Ransomware Attack on the International Committee of the Red Cross

An unknown ransomware gang has attacked the International Committee of the Red Cross (ICRC). The ICRC first disclosed the incident on January 18th, 2022, reporting that the attackers had stolen data relating to the organization’s Restoring Family Links program, which assists people separated from their families due to conflict, migration, or disaster, reunites missing persons with their families, and helps people in detention.

February Update on the Attack

On February 16th, the ICRC released an update, reporting that the attackers made use of “considerable resources” to access its systems and steal the sensitive data of more than 515,000 vulnerable people.

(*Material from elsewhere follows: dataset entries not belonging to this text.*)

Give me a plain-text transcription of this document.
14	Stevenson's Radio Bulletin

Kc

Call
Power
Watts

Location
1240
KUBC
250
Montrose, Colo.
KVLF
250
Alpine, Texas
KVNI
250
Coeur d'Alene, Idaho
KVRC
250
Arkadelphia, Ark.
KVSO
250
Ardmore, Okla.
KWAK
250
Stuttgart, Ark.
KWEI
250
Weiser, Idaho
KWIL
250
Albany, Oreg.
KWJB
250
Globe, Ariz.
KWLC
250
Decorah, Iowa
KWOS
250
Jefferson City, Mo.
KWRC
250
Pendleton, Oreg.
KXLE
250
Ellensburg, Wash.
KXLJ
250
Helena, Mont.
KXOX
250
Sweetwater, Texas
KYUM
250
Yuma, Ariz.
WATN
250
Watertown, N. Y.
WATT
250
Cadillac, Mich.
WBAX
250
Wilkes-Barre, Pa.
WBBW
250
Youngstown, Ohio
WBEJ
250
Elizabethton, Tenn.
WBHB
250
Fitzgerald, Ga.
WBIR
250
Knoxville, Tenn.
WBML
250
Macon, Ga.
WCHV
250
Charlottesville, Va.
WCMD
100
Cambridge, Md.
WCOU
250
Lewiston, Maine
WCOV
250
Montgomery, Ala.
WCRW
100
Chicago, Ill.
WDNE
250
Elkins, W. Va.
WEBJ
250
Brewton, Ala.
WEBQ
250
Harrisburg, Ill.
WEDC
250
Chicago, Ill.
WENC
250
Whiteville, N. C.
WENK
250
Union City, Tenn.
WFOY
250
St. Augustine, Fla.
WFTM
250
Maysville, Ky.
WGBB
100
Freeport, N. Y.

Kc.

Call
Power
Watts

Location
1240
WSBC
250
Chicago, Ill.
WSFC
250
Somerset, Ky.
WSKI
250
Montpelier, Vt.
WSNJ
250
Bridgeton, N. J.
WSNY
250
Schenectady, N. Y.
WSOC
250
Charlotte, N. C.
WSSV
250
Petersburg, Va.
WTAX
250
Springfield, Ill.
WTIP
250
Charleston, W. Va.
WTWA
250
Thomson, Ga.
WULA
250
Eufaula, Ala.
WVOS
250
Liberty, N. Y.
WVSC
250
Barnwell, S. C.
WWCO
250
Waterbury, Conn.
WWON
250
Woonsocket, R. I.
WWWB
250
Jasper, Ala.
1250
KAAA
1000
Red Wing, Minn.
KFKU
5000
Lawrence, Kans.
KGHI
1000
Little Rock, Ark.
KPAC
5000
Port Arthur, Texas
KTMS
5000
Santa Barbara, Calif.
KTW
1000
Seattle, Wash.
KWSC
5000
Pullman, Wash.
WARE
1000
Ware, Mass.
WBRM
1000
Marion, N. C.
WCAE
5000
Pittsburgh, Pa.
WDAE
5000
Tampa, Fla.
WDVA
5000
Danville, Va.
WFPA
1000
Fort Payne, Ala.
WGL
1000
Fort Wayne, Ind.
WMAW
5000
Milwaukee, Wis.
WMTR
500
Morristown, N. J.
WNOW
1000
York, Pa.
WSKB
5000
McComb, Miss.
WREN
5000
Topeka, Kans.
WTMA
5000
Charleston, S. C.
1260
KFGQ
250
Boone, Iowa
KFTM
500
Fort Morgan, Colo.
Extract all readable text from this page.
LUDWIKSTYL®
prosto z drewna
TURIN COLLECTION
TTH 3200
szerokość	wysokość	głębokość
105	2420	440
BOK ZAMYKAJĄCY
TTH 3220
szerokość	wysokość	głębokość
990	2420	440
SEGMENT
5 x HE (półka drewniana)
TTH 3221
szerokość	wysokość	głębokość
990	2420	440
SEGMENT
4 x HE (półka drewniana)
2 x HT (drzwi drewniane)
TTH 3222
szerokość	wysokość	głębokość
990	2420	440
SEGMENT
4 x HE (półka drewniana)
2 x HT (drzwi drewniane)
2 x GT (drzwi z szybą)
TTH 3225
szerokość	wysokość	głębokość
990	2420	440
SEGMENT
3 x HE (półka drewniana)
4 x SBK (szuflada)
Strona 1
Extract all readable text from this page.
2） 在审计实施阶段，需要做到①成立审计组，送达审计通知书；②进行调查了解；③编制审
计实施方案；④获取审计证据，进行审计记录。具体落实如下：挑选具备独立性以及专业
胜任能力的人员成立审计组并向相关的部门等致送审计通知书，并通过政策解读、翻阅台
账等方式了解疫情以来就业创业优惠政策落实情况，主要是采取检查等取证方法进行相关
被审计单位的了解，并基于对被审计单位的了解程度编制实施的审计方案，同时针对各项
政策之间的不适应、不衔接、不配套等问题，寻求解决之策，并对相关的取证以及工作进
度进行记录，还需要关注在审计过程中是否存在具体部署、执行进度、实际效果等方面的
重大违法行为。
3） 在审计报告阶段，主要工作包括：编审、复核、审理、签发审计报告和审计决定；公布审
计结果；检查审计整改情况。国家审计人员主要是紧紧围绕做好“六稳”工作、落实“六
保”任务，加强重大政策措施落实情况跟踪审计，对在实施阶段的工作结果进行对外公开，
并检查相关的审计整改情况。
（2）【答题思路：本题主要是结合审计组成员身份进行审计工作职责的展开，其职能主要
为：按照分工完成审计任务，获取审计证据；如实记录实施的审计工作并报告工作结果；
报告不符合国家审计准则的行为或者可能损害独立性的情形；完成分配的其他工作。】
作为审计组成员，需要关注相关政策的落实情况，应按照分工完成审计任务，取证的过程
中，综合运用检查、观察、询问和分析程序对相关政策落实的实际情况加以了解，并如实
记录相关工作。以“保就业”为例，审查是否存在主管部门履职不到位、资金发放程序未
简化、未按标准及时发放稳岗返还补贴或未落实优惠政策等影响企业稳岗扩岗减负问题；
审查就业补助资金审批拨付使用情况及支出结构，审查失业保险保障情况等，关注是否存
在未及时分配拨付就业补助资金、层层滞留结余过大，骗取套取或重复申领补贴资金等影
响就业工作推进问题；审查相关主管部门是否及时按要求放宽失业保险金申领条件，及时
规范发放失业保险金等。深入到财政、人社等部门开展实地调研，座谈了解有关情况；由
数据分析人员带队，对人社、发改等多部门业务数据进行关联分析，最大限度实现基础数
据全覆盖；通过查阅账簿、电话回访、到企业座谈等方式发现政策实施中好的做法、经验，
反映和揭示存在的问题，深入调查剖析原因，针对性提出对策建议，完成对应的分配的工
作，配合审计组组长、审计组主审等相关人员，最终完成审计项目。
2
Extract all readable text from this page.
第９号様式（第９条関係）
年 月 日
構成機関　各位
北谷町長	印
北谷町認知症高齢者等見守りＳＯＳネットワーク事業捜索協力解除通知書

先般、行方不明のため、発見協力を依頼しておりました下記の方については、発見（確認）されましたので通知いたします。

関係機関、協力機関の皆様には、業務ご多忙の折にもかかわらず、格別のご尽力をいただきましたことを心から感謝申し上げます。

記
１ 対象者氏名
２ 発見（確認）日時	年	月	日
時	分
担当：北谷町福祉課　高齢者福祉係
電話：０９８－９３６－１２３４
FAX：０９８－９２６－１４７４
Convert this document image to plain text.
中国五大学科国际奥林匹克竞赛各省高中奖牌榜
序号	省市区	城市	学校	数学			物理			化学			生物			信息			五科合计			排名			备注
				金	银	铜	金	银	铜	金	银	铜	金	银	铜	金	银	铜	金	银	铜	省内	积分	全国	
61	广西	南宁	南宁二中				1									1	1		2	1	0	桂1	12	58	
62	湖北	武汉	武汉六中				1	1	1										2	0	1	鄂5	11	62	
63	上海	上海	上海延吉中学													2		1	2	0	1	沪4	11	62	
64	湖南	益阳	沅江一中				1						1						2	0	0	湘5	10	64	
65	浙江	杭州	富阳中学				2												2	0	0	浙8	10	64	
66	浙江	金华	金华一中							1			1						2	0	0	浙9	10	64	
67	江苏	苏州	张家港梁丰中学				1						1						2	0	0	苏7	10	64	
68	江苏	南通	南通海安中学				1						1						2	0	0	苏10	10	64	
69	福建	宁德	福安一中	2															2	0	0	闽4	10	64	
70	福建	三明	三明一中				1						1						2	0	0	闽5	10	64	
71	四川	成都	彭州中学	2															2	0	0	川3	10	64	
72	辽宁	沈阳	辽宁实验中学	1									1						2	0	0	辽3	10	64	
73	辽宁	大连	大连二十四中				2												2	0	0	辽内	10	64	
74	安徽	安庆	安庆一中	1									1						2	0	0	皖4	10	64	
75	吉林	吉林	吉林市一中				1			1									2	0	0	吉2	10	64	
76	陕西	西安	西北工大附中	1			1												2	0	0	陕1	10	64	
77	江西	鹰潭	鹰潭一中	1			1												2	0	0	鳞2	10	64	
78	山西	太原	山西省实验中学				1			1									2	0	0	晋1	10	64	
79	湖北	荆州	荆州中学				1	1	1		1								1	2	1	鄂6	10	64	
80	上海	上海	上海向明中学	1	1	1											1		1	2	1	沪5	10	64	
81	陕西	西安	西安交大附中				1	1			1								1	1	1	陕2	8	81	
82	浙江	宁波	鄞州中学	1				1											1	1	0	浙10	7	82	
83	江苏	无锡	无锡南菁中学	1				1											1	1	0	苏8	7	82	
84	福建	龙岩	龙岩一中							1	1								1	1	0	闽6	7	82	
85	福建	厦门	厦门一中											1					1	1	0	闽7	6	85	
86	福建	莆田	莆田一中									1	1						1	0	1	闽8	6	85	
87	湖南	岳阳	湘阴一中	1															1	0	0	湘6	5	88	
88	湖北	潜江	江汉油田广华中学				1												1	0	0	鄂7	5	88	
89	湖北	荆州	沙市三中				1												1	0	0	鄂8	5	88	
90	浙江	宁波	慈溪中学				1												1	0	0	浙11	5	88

The group reportedly used advanced hacking tools designed for offensive security that are typically employed by nation-state-backed advanced persistent threat (APT) groups, as well as sophisticated obfuscation techniques.

Investigation Findings

An investigation into the incident has revealed that the attack was highly targeted, leveraging code that had been purpose-written for execution on ICRC’s servers and using tools that explicitly referred to the unique MAC addresses of targeted servers. While the ICRC’s anti-malware tools did detect and block parts of the attack, they missed several malicious files that were specifically designed to bypass its defenses. ICRC only discovered these malicious files after installing new endpoint detection and response (EDR) tools.

Access Through Unpatched Vulnerability

The attackers accessed ICRC’s systems through a critical unpatched vulnerability tracked as CVE-2021-40539. “The patching process is an extensive activity for any large enterprise. Annually, we implement tens of thousands of patches across all our systems. The timely application of critical patches is essential to our cyber security, but unfortunately, we did not apply this patch in time before the attack took place,” said the ICRC.